Britain’s Betting & Gaming Council To Introduce New Social Media Rules
February 17, 2021
In December last year the UK Culture Secretary, Oliver Downden, launched a major review of the gambling industry. Increasing concerns about the impacts of problem gambling, lack of on-line regulation and access to gambling advertising by children have highlighted the need for change. The Gambling Act 2005 is no longer considered fit for purpose in the context of the major technology-driven innovations in the industry and it is expected that new legislation will be introduced.
An extensive range of organisations and individuals are expected to engage with the review which will gather evidence until the end of March. The review will cover the following areas:
- Advertising, sponsorship and branding
- Online protection in terms of products and players
- Land-based gambling
- Redress for consumers
- Age limits and age verification procedures
- The role of the Gambling Commission
The Betting & Gaming Council (BGC), as the representative body for UK bookmakers and the wider gambling industry, is keen to engage in the review and has urged the Government to ensure that the review is “wide-ranging and evidence-led to strike the right balance between protecting the vulnerable, whilst not spoiling the enjoyment of the estimated 30 million people in the UK who enjoy a bet”.
In this context, and mindful of the increased regulation likely to result from the review, it is perhaps no surprise that the Betting & Gaming Council is actively demonstrating its social responsibility by introducing tough new social media rules this month. These new rules are additional to the Code for Socially Responsible Advertising issued last year which was primarily directed at B&GC member organisations.
The new code of conduct provides guidelines regarding gambling social media posts for Premier League and English Football League clubs.

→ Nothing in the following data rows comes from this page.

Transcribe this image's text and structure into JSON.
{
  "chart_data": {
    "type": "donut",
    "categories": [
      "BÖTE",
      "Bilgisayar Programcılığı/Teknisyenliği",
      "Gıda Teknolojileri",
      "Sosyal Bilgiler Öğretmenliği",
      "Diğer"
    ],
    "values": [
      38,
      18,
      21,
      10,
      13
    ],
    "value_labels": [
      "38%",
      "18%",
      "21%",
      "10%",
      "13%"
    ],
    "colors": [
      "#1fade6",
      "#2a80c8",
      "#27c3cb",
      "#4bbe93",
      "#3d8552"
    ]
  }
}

The aim is to ensure that the under-18’s are not exposed to gambling-related messages on social media. The BGC recommends that safeguards be placed on social media feeds, with a prohibition of calls to action or links to gambling sites through organic tweets. Additionally the code bans display of direct bonuses or odds on these tweets.
The BGC is also keen that the broader issue of age restrictions on social media are actively and urgently addressed, asking that Facebook and Twitter make more effort in order that gambling adverts are restricted to over-18s. This laudable objective would require a more concerted effort from the American behemoths than currently displayed, and governmental interventions on an international basis may be the only way forward to achieve it.
The wheels of government tend to turn slowly and the gambling industry is unlikely to see new legislation resulting from the review until 2022 at the earliest. The industry generates approximately £3billion annually for the government coffers and employs 100,000 people so its future success is important for the UK economy. The Betting & Gaming Council are keen that any new legislation introduced supports the development of the gambling industry; if too punitive, the risk is that gambling activity will move to unregulated forums and the aims of the current review cannot be met.